Kantarcioglu and Malin, who have also worked together assessing the privacy risks involved with genomic data, acknowledge that most tools to evaluate the risks of data sharing don't account for changes in a disease’s spread over time or location. Given that COVID-19 can change quickly, day-to-day, the data used to assess its spread might vary the same way, they note.

The decision-support software they're developing aims to assess whether sharing data about patients' locations or medical histories might increase the risk of identification if specific information such as medications or smoking status were viewed in combination with location data. If that were determined to be the case, the tool could flag certain instances where data was only able to be shared on a restricted basis with researchers.

THE LARGER TREND
There are major concerns for patient privacy, as COVID-19 research continues and contact-tracing apps become more widespread.

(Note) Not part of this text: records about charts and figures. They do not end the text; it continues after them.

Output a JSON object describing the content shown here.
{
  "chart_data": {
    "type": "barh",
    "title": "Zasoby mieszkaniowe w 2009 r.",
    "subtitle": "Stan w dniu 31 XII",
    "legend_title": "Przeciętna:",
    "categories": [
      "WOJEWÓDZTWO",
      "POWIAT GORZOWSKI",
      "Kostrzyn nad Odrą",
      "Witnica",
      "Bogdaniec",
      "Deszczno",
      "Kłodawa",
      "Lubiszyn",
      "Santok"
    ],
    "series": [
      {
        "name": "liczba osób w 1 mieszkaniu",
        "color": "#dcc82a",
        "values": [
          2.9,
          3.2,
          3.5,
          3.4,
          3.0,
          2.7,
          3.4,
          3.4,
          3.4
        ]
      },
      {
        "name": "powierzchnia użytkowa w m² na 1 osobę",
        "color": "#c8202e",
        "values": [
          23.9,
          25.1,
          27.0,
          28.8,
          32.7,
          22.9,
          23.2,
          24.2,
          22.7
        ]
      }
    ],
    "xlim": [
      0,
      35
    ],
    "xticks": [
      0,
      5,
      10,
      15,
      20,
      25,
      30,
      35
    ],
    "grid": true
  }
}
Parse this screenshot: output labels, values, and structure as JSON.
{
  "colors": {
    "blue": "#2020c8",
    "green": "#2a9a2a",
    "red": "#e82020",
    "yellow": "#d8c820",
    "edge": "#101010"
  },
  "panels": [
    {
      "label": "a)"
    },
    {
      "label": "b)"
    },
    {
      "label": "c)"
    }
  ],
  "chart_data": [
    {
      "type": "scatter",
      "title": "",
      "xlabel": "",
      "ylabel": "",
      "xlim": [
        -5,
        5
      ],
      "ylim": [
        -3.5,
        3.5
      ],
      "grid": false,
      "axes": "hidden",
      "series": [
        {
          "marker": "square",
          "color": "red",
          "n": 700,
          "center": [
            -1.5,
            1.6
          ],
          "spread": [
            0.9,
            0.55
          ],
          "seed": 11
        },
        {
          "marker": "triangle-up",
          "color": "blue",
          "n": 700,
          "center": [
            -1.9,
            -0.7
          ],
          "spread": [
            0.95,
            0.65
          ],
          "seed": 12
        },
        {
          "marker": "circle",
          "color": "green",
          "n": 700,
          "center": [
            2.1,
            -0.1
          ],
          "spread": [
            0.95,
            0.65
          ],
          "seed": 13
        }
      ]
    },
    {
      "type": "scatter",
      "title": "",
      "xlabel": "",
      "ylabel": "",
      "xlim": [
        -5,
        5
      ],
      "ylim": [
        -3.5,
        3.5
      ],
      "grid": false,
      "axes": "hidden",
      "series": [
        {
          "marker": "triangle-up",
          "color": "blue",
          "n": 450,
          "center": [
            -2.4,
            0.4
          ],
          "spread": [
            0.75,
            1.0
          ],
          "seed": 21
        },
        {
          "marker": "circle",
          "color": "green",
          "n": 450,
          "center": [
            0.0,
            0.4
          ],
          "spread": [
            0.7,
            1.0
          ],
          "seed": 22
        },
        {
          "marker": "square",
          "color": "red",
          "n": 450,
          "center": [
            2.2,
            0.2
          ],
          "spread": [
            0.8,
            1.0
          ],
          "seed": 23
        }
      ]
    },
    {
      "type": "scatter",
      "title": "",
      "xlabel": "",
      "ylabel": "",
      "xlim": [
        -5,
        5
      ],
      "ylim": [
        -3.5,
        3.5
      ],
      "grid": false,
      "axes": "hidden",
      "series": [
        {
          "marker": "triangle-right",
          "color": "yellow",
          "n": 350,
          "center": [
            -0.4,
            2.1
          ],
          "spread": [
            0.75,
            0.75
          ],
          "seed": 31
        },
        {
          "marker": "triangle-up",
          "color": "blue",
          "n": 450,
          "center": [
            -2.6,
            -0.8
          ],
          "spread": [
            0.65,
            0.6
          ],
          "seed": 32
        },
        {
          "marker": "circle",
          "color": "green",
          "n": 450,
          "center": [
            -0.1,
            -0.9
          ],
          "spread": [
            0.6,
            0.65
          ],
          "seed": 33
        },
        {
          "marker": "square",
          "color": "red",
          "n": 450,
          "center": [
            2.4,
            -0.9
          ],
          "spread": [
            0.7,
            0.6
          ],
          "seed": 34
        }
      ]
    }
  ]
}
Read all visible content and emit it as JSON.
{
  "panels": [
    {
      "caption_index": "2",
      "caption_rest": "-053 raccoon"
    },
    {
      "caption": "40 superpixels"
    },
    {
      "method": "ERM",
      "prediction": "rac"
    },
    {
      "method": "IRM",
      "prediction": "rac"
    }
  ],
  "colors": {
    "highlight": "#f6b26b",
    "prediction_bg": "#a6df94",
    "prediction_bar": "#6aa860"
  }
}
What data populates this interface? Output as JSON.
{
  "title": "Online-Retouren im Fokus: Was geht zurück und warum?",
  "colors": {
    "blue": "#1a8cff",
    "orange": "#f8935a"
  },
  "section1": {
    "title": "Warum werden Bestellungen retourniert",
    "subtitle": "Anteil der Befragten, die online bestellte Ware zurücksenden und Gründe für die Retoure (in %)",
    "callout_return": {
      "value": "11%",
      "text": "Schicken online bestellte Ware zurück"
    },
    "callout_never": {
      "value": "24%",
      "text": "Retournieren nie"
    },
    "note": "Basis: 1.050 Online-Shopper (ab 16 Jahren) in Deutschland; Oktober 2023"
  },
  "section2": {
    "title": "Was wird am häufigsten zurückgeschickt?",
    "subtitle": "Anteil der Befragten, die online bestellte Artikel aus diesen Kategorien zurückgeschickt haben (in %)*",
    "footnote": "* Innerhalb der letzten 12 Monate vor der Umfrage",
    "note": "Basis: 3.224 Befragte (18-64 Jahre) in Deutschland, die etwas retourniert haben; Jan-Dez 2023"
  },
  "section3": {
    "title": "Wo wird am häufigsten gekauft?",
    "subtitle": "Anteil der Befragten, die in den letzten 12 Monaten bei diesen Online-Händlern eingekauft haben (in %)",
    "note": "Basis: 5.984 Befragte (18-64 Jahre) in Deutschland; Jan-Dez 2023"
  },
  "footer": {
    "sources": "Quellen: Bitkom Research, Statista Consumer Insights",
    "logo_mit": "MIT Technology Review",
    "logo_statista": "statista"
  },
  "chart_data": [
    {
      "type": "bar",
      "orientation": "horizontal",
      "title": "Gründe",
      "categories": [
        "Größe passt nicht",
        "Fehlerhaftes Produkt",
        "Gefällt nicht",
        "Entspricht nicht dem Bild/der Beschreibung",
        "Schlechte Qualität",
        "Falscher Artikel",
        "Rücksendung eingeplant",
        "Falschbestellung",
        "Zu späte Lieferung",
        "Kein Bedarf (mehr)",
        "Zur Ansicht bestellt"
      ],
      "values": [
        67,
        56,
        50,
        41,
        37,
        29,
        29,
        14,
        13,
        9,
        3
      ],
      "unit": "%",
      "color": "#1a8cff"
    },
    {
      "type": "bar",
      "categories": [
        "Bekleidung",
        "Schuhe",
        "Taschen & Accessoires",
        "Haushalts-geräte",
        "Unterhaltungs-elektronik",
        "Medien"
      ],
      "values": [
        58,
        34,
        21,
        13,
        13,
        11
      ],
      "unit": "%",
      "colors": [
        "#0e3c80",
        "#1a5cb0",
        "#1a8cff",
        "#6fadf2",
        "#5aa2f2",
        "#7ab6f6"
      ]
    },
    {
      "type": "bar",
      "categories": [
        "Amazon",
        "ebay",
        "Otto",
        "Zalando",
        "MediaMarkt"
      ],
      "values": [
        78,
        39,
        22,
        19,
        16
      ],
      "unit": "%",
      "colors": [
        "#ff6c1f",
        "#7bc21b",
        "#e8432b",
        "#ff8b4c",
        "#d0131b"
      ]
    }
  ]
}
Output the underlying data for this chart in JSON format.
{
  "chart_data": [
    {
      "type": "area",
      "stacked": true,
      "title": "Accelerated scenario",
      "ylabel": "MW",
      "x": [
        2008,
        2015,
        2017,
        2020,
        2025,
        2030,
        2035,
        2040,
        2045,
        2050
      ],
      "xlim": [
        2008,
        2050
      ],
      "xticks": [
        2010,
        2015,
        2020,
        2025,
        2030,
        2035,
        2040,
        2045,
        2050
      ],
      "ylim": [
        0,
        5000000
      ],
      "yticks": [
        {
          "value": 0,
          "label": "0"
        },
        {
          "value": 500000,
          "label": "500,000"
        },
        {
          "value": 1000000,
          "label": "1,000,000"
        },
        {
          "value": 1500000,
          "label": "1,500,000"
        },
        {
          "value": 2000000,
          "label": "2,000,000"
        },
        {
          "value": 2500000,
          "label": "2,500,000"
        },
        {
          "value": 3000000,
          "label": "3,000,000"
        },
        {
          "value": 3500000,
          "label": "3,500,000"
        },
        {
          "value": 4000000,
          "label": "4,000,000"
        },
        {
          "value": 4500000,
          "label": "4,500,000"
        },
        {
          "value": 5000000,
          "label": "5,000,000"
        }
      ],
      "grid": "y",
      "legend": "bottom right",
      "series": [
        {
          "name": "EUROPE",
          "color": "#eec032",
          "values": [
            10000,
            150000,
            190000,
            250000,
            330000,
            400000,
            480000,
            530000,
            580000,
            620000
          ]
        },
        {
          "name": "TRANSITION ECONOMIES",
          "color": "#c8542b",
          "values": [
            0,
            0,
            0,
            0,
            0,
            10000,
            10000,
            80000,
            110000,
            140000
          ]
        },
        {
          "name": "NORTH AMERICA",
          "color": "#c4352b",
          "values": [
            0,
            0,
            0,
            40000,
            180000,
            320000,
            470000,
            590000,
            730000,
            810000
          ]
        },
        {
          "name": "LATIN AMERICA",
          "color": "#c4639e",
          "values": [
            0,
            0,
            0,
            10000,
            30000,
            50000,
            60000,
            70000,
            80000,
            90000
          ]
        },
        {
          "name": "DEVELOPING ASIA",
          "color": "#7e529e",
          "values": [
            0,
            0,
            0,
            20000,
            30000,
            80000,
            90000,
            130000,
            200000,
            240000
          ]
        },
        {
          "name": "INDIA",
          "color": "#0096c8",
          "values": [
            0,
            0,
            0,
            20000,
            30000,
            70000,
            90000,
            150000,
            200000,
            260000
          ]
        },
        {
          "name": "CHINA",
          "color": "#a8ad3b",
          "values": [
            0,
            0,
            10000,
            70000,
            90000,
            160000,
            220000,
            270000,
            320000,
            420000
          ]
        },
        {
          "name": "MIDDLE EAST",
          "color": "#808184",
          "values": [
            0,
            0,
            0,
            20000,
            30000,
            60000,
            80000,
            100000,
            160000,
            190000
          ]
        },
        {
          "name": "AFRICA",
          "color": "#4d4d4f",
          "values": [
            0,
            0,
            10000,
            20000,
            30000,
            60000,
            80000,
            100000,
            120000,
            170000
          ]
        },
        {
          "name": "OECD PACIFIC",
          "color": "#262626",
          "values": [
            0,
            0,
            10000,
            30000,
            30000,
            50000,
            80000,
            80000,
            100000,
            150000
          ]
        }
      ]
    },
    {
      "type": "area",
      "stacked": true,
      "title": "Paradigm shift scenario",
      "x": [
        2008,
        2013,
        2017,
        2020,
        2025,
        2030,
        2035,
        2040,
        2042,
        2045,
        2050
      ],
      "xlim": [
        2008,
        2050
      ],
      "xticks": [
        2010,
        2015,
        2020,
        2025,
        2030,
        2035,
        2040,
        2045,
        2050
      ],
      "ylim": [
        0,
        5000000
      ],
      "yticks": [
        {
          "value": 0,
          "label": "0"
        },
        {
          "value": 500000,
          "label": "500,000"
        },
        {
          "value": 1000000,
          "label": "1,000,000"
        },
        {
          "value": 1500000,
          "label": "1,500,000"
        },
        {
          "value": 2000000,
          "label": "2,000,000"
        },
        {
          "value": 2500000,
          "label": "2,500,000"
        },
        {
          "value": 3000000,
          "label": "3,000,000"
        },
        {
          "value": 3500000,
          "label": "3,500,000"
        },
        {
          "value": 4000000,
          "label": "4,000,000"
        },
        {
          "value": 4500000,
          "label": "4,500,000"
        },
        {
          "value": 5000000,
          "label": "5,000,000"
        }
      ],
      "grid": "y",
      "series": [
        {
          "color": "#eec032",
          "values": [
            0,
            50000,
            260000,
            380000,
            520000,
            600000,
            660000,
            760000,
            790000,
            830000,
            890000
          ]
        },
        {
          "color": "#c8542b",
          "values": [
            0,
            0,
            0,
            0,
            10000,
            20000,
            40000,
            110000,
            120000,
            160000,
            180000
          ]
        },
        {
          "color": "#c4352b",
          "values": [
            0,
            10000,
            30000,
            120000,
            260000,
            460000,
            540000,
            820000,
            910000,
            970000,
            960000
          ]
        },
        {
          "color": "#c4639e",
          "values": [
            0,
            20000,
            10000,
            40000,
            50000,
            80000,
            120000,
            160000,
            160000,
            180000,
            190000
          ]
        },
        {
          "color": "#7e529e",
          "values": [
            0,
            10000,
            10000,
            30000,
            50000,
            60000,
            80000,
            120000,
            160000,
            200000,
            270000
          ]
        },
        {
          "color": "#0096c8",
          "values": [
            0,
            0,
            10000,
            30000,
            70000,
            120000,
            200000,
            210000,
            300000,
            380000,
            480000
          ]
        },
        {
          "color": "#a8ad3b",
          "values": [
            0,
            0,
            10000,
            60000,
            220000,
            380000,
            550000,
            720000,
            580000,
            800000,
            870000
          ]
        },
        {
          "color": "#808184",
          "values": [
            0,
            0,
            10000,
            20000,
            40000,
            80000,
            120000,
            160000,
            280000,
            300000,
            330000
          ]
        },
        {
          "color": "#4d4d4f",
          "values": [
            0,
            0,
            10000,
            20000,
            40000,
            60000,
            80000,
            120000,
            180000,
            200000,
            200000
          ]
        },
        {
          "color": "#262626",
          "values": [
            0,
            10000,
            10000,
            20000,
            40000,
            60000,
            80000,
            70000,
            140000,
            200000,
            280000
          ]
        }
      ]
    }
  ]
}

An International Digital Accountability Council report has shown that many COVID-19 apps are missing key security measures. And a recent sample of 50 COVID-19 apps from around the world found that just 16 promised to anonymize, encrypt and secure the data they collect.

Senators have recently introduced a bipartisan bill aimed at protecting the health information of people who opt in to COVID-19 exposure notification apps. The Exposure Notification Privacy Act – introduced by Sens. Maria Cantwell, D-Washington, and Bill Cassidy, R-Louisiana – requires public health officials to be involved with any exposure-notification systems, mandates user consent for their participation and the ability to request the deletion of their data at any time, and prohibits any commercial use of the data, among other specifications.

ON THE RECORD
"The issue is: What kind of details can we give to researchers while protecting a patient’s privacy?" said Kantarcioglu, in a statement. "It’s possible that disclosing certain features about a patient’s medical history may make it easier to identify a person.

"We would like to give researchers as much data as possible for this kind of analysis," he added. "But we want to make sure that the risk of a person being identified is low."